眼見着比賽迫在眉睫,幾乎所有一年級新生都在匆匆忙忙地準備着。
該閉關的閉關,蒐羅裝備的蒐羅裝備。
偏偏這個時候,柳白蘇卻似乎沒有一點意識的在搗鼓着其他事情。
“蘇蘇啊,我今天出門的時候,怎麼發現大街上都沒什麼人啊?”
黃瑜煙手裡提着一簍子蔬菜水果,往屋裡走,就看見柳白蘇正緊閉着門,從房門的縫隙間,還可以瞅見一股股煙氣冒出來。
隨手揮了揮,下意識地掩了掩鼻子,就聽見屋裡出來柳白蘇的咳嗽聲,“咳咳咳,你說這個啊,都閉關去了唄。”
“閉關?!那蘇蘇你怎麼不閉關?”黃瑜煙詫異地張大嘴,對着緊閉的房門,納悶地眨巴眨巴眼睛。
“咳,我不正在閉關嗎?咳咳,你別走近了,等一下也會被嗆到。”屋內是柳白蘇一邊咳嗽一邊回答的聲音。
“啊?哦哦哦,那好,我走了啊,不打擾你了。
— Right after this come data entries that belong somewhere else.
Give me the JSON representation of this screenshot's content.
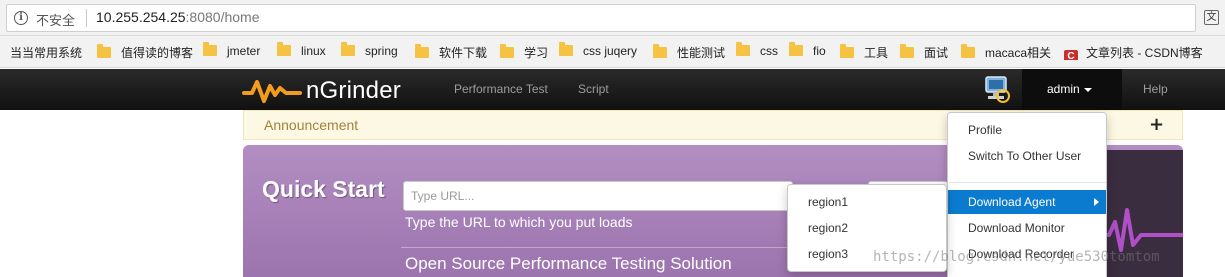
{
  "browser": {
    "insecure_label": "不安全",
    "url_host": "10.255.254.25",
    "url_rest": ":8080/home",
    "translate_icon": "translate-icon"
  },
  "bookmarks": [
    {
      "label": "当当常用系统",
      "icon": "none"
    },
    {
      "label": "值得读的博客",
      "icon": "folder-icon"
    },
    {
      "label": "jmeter",
      "icon": "folder-icon"
    },
    {
      "label": "linux",
      "icon": "folder-icon"
    },
    {
      "label": "spring",
      "icon": "folder-icon"
    },
    {
      "label": "软件下载",
      "icon": "folder-icon"
    },
    {
      "label": "学习",
      "icon": "folder-icon"
    },
    {
      "label": "css juqery",
      "icon": "folder-icon"
    },
    {
      "label": "性能测试",
      "icon": "folder-icon"
    },
    {
      "label": "css",
      "icon": "folder-icon"
    },
    {
      "label": "fio",
      "icon": "folder-icon"
    },
    {
      "label": "工具",
      "icon": "folder-icon"
    },
    {
      "label": "面试",
      "icon": "folder-icon"
    },
    {
      "label": "macaca相关",
      "icon": "folder-icon"
    },
    {
      "label": "文章列表 - CSDN博客",
      "icon": "csdn-icon"
    }
  ],
  "navbar": {
    "logo_text": "nGrinder",
    "performance_test": "Performance Test",
    "script": "Script",
    "user": "admin",
    "help": "Help"
  },
  "announcement": {
    "title": "Announcement"
  },
  "quick_start": {
    "title": "Quick Start",
    "url_placeholder": "Type URL...",
    "hint": "Type the URL to which you put loads",
    "solution": "Open Source Performance Testing Solution"
  },
  "user_menu": {
    "items": [
      "Profile",
      "Switch To Other User",
      "Download Agent",
      "Download Monitor",
      "Download Recorder"
    ],
    "active": "Download Agent"
  },
  "agent_submenu": {
    "items": [
      "region1",
      "region2",
      "region3"
    ]
  },
  "watermark": "https://blog.csdn.net/yue530tomtom",
  "colors": {
    "navbar": "#1b1b1b",
    "quick_start": "#a67fb8",
    "active_menu": "#0a7bce",
    "announcement_bg": "#fcf8e3",
    "logo_orange": "#f39c1f"
  }
}
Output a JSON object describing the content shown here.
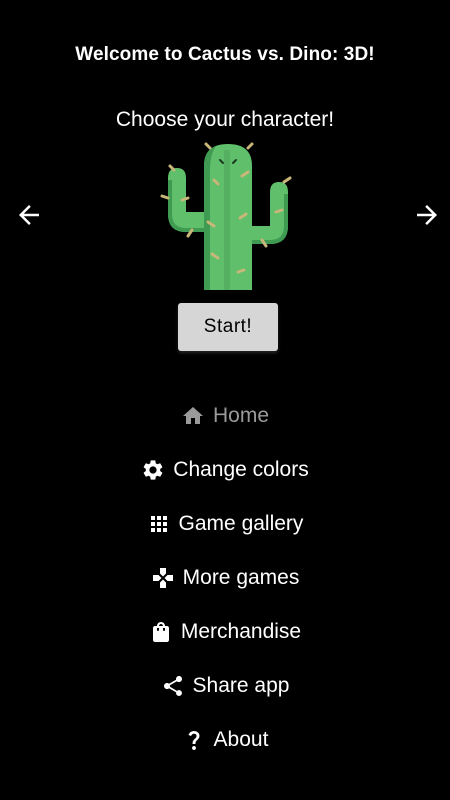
{
  "header": {
    "title": "Welcome to Cactus vs. Dino: 3D!",
    "subtitle": "Choose your character!"
  },
  "carousel": {
    "prev_icon": "arrow-left-icon",
    "next_icon": "arrow-right-icon",
    "current_character": "cactus-icon"
  },
  "start_button": {
    "label": "Start!"
  },
  "menu": {
    "items": [
      {
        "label": "Home",
        "icon": "home-icon",
        "active": true
      },
      {
        "label": "Change colors",
        "icon": "gear-icon",
        "active": false
      },
      {
        "label": "Game gallery",
        "icon": "grid-icon",
        "active": false
      },
      {
        "label": "More games",
        "icon": "gamepad-icon",
        "active": false
      },
      {
        "label": "Merchandise",
        "icon": "shopping-bag-icon",
        "active": false
      },
      {
        "label": "Share app",
        "icon": "share-icon",
        "active": false
      },
      {
        "label": "About",
        "icon": "question-icon",
        "active": false
      }
    ]
  },
  "colors": {
    "background": "#000000",
    "text": "#ffffff",
    "active_menu_text": "#9a9a9a",
    "button_bg": "#d6d6d6",
    "cactus_green": "#5fbf6a",
    "cactus_dark": "#3f9a52",
    "spine": "#c8b67a"
  }
}
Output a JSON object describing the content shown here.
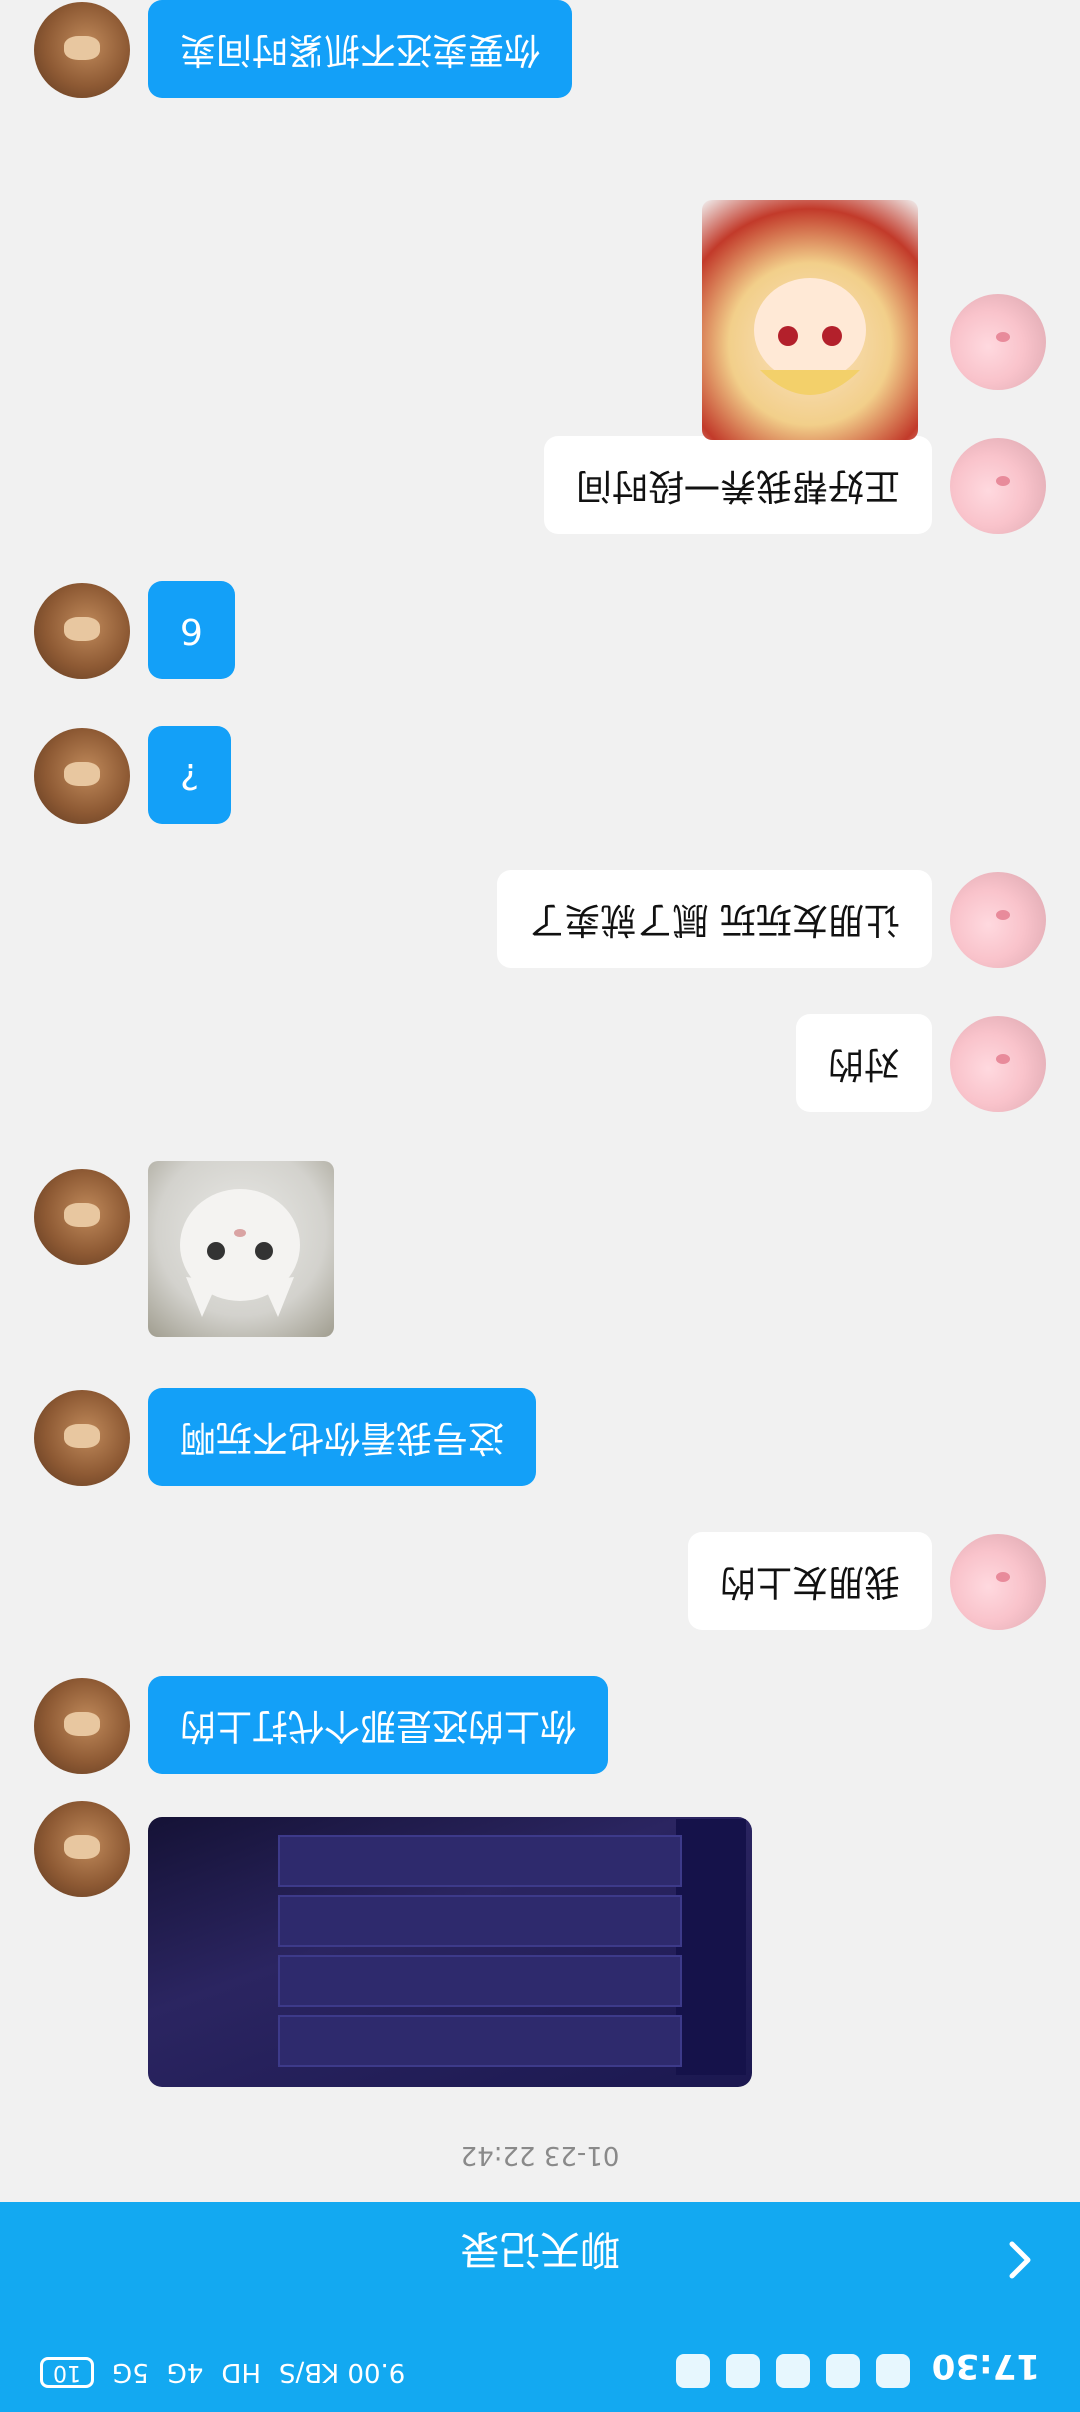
{
  "status_bar": {
    "time": "17:30",
    "network_speed": "9.00 KB/S",
    "hd": "HD",
    "signal": "4G",
    "signal2": "5G",
    "battery": "10"
  },
  "header": {
    "title": "聊天记录"
  },
  "timestamp": "01-23 22:42",
  "messages": [
    {
      "side": "right",
      "type": "image",
      "desc": "game-screenshot"
    },
    {
      "side": "right",
      "type": "text",
      "text": "你上的还是那个代打上的"
    },
    {
      "side": "left",
      "type": "text",
      "text": "我朋友上的"
    },
    {
      "side": "right",
      "type": "text",
      "text": "这号我看你也不玩啊"
    },
    {
      "side": "right",
      "type": "sticker",
      "desc": "cat-sticker"
    },
    {
      "side": "left",
      "type": "text",
      "text": "对的"
    },
    {
      "side": "left",
      "type": "text",
      "text": "让朋友玩玩 腻了就卖了"
    },
    {
      "side": "right",
      "type": "text",
      "text": "?"
    },
    {
      "side": "right",
      "type": "text",
      "text": "6"
    },
    {
      "side": "left",
      "type": "text",
      "text": "正好帮我养一段时间"
    },
    {
      "side": "left",
      "type": "sticker",
      "desc": "anime-girl-sticker"
    },
    {
      "side": "right",
      "type": "text",
      "text": "你要卖还不抓紧时间卖"
    }
  ],
  "colors": {
    "accent": "#13a9f1",
    "bubble_right": "#13a0f8",
    "bubble_left": "#ffffff",
    "background": "#f1f1f1"
  }
}
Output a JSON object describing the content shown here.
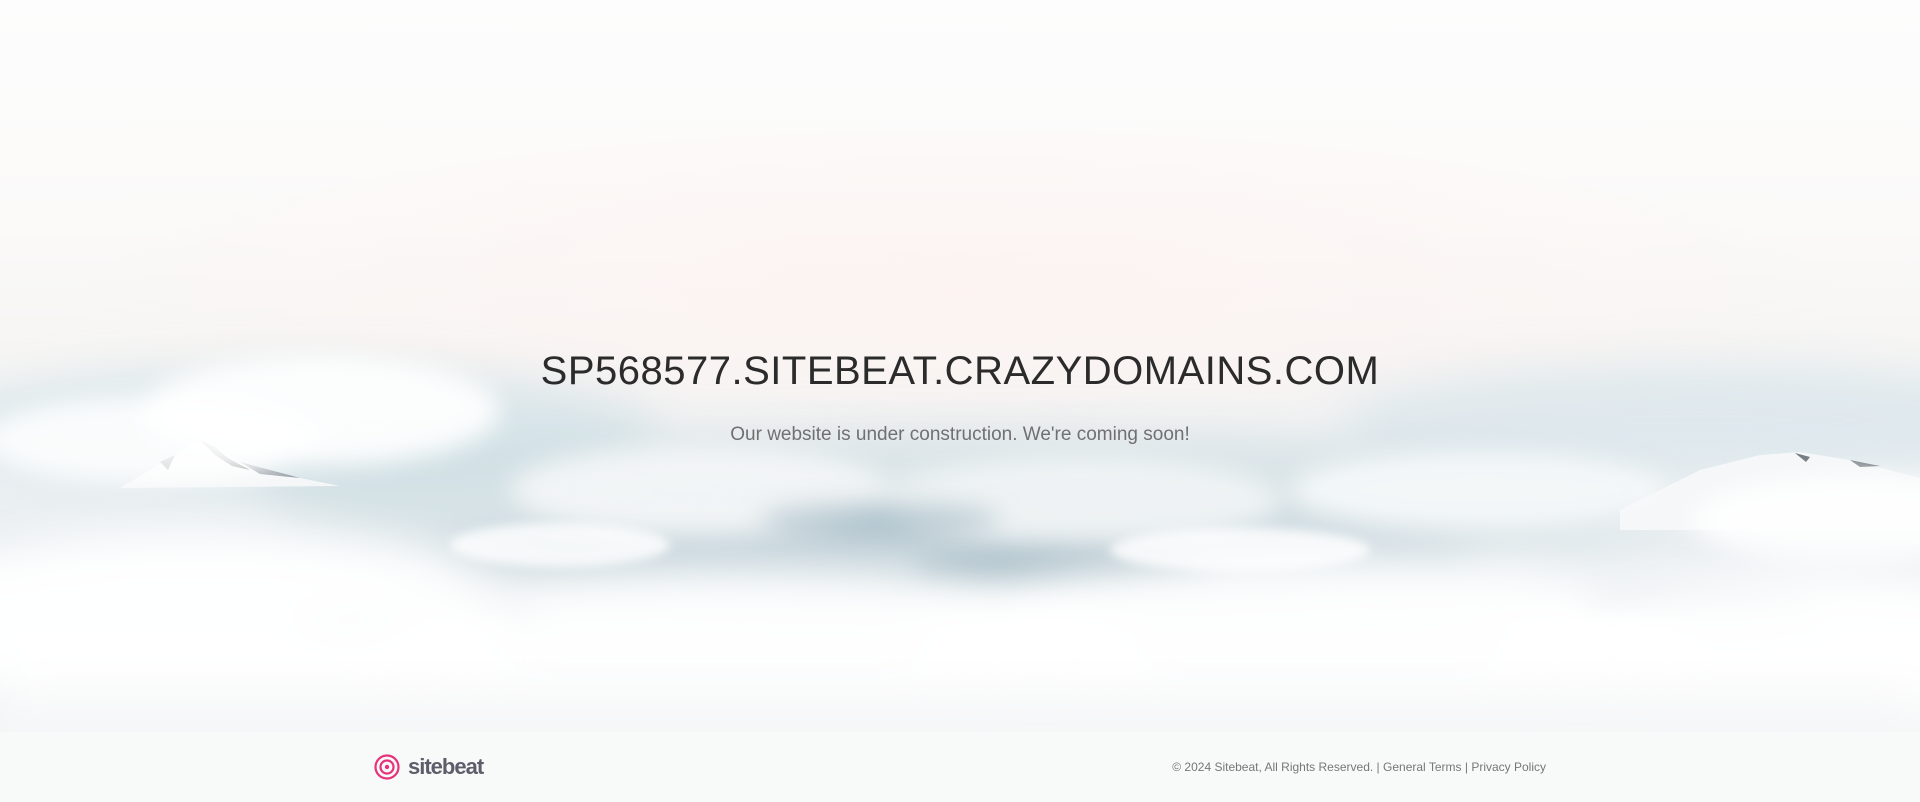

”黃瑜煙一副瞭然的模樣,點點頭,邁步走開。
走到一半,怎麼覺得有哪裡不對勁呢?
屋內,柳白蘇隨口的一句“我也在閉關”的玩笑居然真的讓黃瑜煙當了真,剎時被噎住了似的,無奈的搖搖頭。
不說黃瑜煙單純都沒人信,你說說,有誰家閉關是可以隨便說話交流吃飯拉屎的?
聽着黃瑜煙的腳步聲漸漸遠去,柳白蘇如釋重負似的舒了一口氣。
拍了拍手,柳白蘇望着眼前一灘雜亂出了神,怎麼辦呢?她到現在都沒有研製出心儀的毒藥來啊——
柳白蘇正雙膝曲折,兩腿交盤而坐。
順着柳白蘇的目光一路向下,可以清晰的看見腳邊零零總總的藥材。
原本在很久之前,也就是最開始的時候,這裡的藥材還有很大一堆的,可以說是小山。
再看眼前這寥寥無幾的寒磣樣,就知道柳白蘇有多麼奢侈了。
其實吧,這也怪不得柳白蘇。
這種高級毒藥一向費事,耗時又費材,不僅如此,煉製起來還容易失敗,機率高達百分之八十。
沒錯,是“高級”毒藥。
對於高級煉藥師都是大難題的烈性毒藥,擺在柳白蘇面前,可以說是比在夜空中摘星星還要難。
按照柳白蘇的道具而言,中級煉藥師的她如今已經可以稍稍試着煉製最初級的高級丹藥。
但是,若要柳白蘇去煉製這樣高難度的毒藥,實在是太爲難她了。
哀怨似的嘆了口氣,一口濁氣裡,像是帶了懊悔,也像是帶了無奈。
啊啊啊啊啊
我就不信了!
在心底瘋狂地咆哮着,隨手抓起一把腳邊的藥材,一蹦地站了起來,丟在了丹爐裡。
又開始了第四十一次的嘗試——
外面的天氣已經微微轉涼,太陽不
知在何時起就已經懶洋洋地爬下山了。
仔細一看,天邊已經開始慢慢地發黑,哦,是天黑了呢。
柳白蘇揉了揉眼睛,雖然說她現在這樣幾天不睡覺,體力都跟得上,但是眼珠子一眨不眨地杵在那兒,酸澀的感覺難免會有。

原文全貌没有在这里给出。